Un mot de trop, et l’Etat tremble

Par Mamadou Sèye

Il aura suffi d’une phrase.
Une seule.
Brève, brutale, presque triviale dans sa formulation — mais d’une portée politique vertigineuse.

Car lorsqu’un directeur général se permet de jeter publiquement l’opprobre sur le Premier ministre Ousmane Sonko, allant jusqu’à contester sa légitimité par l’insulte, ce n’est pas seulement une parole qui dérape. C’est une ligne rouge qui est franchie. Une de celles que les Etats sérieux s’interdisent de voir effacées.

Et soudain, tout vacille.

Non pas parce que l’homme visé serait atteint — la fonction encaisse, la politique absorbe — mais parce que l’édifice institutionnel, lui, repose sur des équilibres invisibles. Sur des codes tacites. Sur une discipline silencieuse qui fait que chacun, à son niveau, sait ce qu’il peut dire… et surtout ce qu’il ne doit jamais dire.

Or ici, tout a été dit. Trop dit.

Ce dérapage n’est pas un accident isolé. Il agit comme un révélateur.
Révélateur d’une administration où l’obligation de réserve semble s’éroder.
Révélateur d’un climat politique où certaines frustrations ne prennent même plus la peine de se dissimuler.
Révélateur, enfin, d’un pouvoir traversé de tensions que les apparences ne suffisent plus à contenir.

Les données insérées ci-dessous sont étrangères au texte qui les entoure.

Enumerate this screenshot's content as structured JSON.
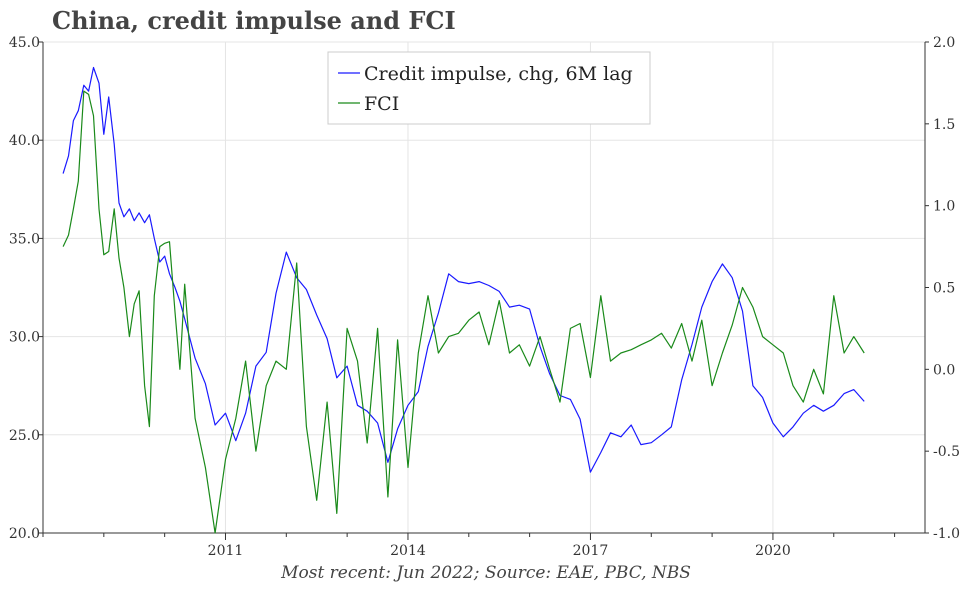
{
  "title": "China, credit impulse and FCI",
  "source": "Most recent: Jun 2022; Source: EAE, PBC, NBS",
  "chart_data": {
    "type": "line",
    "title": "China, credit impulse and FCI",
    "x_range": [
      2008.0,
      2022.5
    ],
    "x_ticks": [
      2011,
      2014,
      2017,
      2020
    ],
    "x_tick_labels": [
      "2011",
      "2014",
      "2017",
      "2020"
    ],
    "y_left": {
      "range": [
        20.0,
        45.0
      ],
      "ticks": [
        20.0,
        25.0,
        30.0,
        35.0,
        40.0,
        45.0
      ],
      "tick_labels": [
        "20.0",
        "25.0",
        "30.0",
        "35.0",
        "40.0",
        "45.0"
      ]
    },
    "y_right": {
      "range": [
        -1.0,
        2.0
      ],
      "ticks": [
        -1.0,
        -0.5,
        0.0,
        0.5,
        1.0,
        1.5,
        2.0
      ],
      "tick_labels": [
        "-1.0",
        "-0.5",
        "0.0",
        "0.5",
        "1.0",
        "1.5",
        "2.0"
      ]
    },
    "grid": true,
    "legend_position": "top-center",
    "series": [
      {
        "name": "Credit impulse, chg, 6M lag",
        "axis": "left",
        "color": "#1a1aff",
        "x": [
          2008.33,
          2008.42,
          2008.5,
          2008.58,
          2008.67,
          2008.75,
          2008.83,
          2008.92,
          2009.0,
          2009.08,
          2009.17,
          2009.25,
          2009.33,
          2009.42,
          2009.5,
          2009.58,
          2009.67,
          2009.75,
          2009.83,
          2009.92,
          2010.0,
          2010.08,
          2010.17,
          2010.25,
          2010.33,
          2010.5,
          2010.67,
          2010.83,
          2011.0,
          2011.17,
          2011.33,
          2011.5,
          2011.67,
          2011.83,
          2012.0,
          2012.17,
          2012.33,
          2012.5,
          2012.67,
          2012.83,
          2013.0,
          2013.17,
          2013.33,
          2013.5,
          2013.67,
          2013.83,
          2014.0,
          2014.17,
          2014.33,
          2014.5,
          2014.67,
          2014.83,
          2015.0,
          2015.17,
          2015.33,
          2015.5,
          2015.67,
          2015.83,
          2016.0,
          2016.17,
          2016.33,
          2016.5,
          2016.67,
          2016.83,
          2017.0,
          2017.17,
          2017.33,
          2017.5,
          2017.67,
          2017.83,
          2018.0,
          2018.17,
          2018.33,
          2018.5,
          2018.67,
          2018.83,
          2019.0,
          2019.17,
          2019.33,
          2019.5,
          2019.67,
          2019.83,
          2020.0,
          2020.17,
          2020.33,
          2020.5,
          2020.67,
          2020.83,
          2021.0,
          2021.17,
          2021.33,
          2021.5
        ],
        "values": [
          38.3,
          39.2,
          41.0,
          41.5,
          42.8,
          42.5,
          43.7,
          42.9,
          40.3,
          42.2,
          39.8,
          36.8,
          36.1,
          36.5,
          35.9,
          36.3,
          35.8,
          36.2,
          35.0,
          33.8,
          34.1,
          33.2,
          32.5,
          31.8,
          30.9,
          28.9,
          27.6,
          25.5,
          26.1,
          24.7,
          26.1,
          28.5,
          29.2,
          32.2,
          34.3,
          33.0,
          32.4,
          31.1,
          29.9,
          27.9,
          28.5,
          26.5,
          26.2,
          25.6,
          23.6,
          25.3,
          26.5,
          27.2,
          29.5,
          31.2,
          33.2,
          32.8,
          32.7,
          32.8,
          32.6,
          32.3,
          31.5,
          31.6,
          31.4,
          29.5,
          28.1,
          27.0,
          26.8,
          25.8,
          23.1,
          24.1,
          25.1,
          24.9,
          25.5,
          24.5,
          24.6,
          25.0,
          25.4,
          27.8,
          29.6,
          31.5,
          32.8,
          33.7,
          33.0,
          31.3,
          27.5,
          26.9,
          25.6,
          24.9,
          25.4,
          26.1,
          26.5,
          26.2,
          26.5,
          27.1,
          27.3,
          26.7
        ]
      },
      {
        "name": "FCI",
        "axis": "right",
        "color": "#1a8a1a",
        "x": [
          2008.33,
          2008.42,
          2008.5,
          2008.58,
          2008.67,
          2008.75,
          2008.83,
          2008.92,
          2009.0,
          2009.08,
          2009.17,
          2009.25,
          2009.33,
          2009.42,
          2009.5,
          2009.58,
          2009.67,
          2009.75,
          2009.83,
          2009.92,
          2010.0,
          2010.08,
          2010.17,
          2010.25,
          2010.33,
          2010.5,
          2010.67,
          2010.83,
          2011.0,
          2011.17,
          2011.33,
          2011.5,
          2011.67,
          2011.83,
          2012.0,
          2012.17,
          2012.33,
          2012.5,
          2012.67,
          2012.83,
          2013.0,
          2013.17,
          2013.33,
          2013.5,
          2013.67,
          2013.83,
          2014.0,
          2014.17,
          2014.33,
          2014.5,
          2014.67,
          2014.83,
          2015.0,
          2015.17,
          2015.33,
          2015.5,
          2015.67,
          2015.83,
          2016.0,
          2016.17,
          2016.33,
          2016.5,
          2016.67,
          2016.83,
          2017.0,
          2017.17,
          2017.33,
          2017.5,
          2017.67,
          2017.83,
          2018.0,
          2018.17,
          2018.33,
          2018.5,
          2018.67,
          2018.83,
          2019.0,
          2019.17,
          2019.33,
          2019.5,
          2019.67,
          2019.83,
          2020.0,
          2020.17,
          2020.33,
          2020.5,
          2020.67,
          2020.83,
          2021.0,
          2021.17,
          2021.33,
          2021.5
        ],
        "values": [
          0.75,
          0.82,
          0.98,
          1.15,
          1.7,
          1.68,
          1.55,
          0.98,
          0.7,
          0.72,
          0.98,
          0.68,
          0.5,
          0.2,
          0.4,
          0.48,
          -0.1,
          -0.35,
          0.45,
          0.75,
          0.77,
          0.78,
          0.35,
          0.0,
          0.52,
          -0.3,
          -0.6,
          -1.0,
          -0.55,
          -0.3,
          0.05,
          -0.5,
          -0.1,
          0.05,
          0.0,
          0.65,
          -0.35,
          -0.8,
          -0.2,
          -0.88,
          0.25,
          0.05,
          -0.45,
          0.25,
          -0.78,
          0.18,
          -0.6,
          0.1,
          0.45,
          0.1,
          0.2,
          0.22,
          0.3,
          0.35,
          0.15,
          0.42,
          0.1,
          0.15,
          0.02,
          0.2,
          0.0,
          -0.2,
          0.25,
          0.28,
          -0.05,
          0.45,
          0.05,
          0.1,
          0.12,
          0.15,
          0.18,
          0.22,
          0.13,
          0.28,
          0.05,
          0.3,
          -0.1,
          0.1,
          0.27,
          0.5,
          0.38,
          0.2,
          0.15,
          0.1,
          -0.1,
          -0.2,
          0.0,
          -0.15,
          0.45,
          0.1,
          0.2,
          0.1
        ]
      }
    ]
  }
}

Le détail, en politique, n’existe pas.
Que ce directeur général appartienne à une coalition coordonnée par Aminata Touré ajoute une couche de gravité. Cela transforme une dérive individuelle en signal politique. Comme si, derrière l’excès verbal, se dessinait une contestation plus profonde, plus diffuse, mais bien réelle.

Et le moment choisi achève de donner à l’ensemble une dimension presque irréelle.

A la veille et au cœur de la Fête de l’indépendance du Sénégal, alors que la Nation devait se retrouver dans l’unité et la solennité, c’est une dissonance brutale qui s’impose. Le discours présidentiel, censé structurer l’horizon collectif, se retrouve noyé dans le tumulte d’une polémique que rien ne justifiait.

Comme si l’Etat, l’espace d’un instant, avait perdu la maîtrise de sa propre narration.

Certes, le ministère a réagi. Condamnation, prise de distance, rappel à l’ordre. Le réflexe est institutionnel, presque mécanique. Mais dans ce type de crise, la parole officielle ne suffit jamais à refermer la brèche. Elle la constate plus qu’elle ne la répare.

Car déjà, ailleurs, la machine s’emballe.

Sur les réseaux sociaux, les partisans de Ousmane Sonko montent au front. La riposte est immédiate, frontale, parfois excessive. Et c’est là que le danger change de nature : ce qui n’était qu’un écart administratif devient un carburant politique, alimentant une polarisation déjà latente.

L’incident glisse. Il se transforme. Il grandit.

Au fond, la véritable question n’est pas celle de l’indignation — elle est acquise.
Elle n’est même pas celle de la condamnation — elle est actée.

Elle est ailleurs.

Dans la capacité de l’Etat à se protéger de lui-même.
Dans sa faculté à rappeler que l’autorité ne se partage pas au gré des humeurs.
Dans sa volonté, surtout, de faire comprendre que certaines paroles, une fois prononcées, exigent plus qu’un simple désaveu : elles appellent une conséquence.

Car un Etat qui laisse passer l’inacceptable prépare, sans le vouloir, sa répétition.

Et dans l’histoire des pouvoirs, ce ne sont jamais les grandes crises qui les fragilisent en premier.
Ce sont les petites fautes auxquelles on n’a pas su donner la réponse qu’elles méritaient.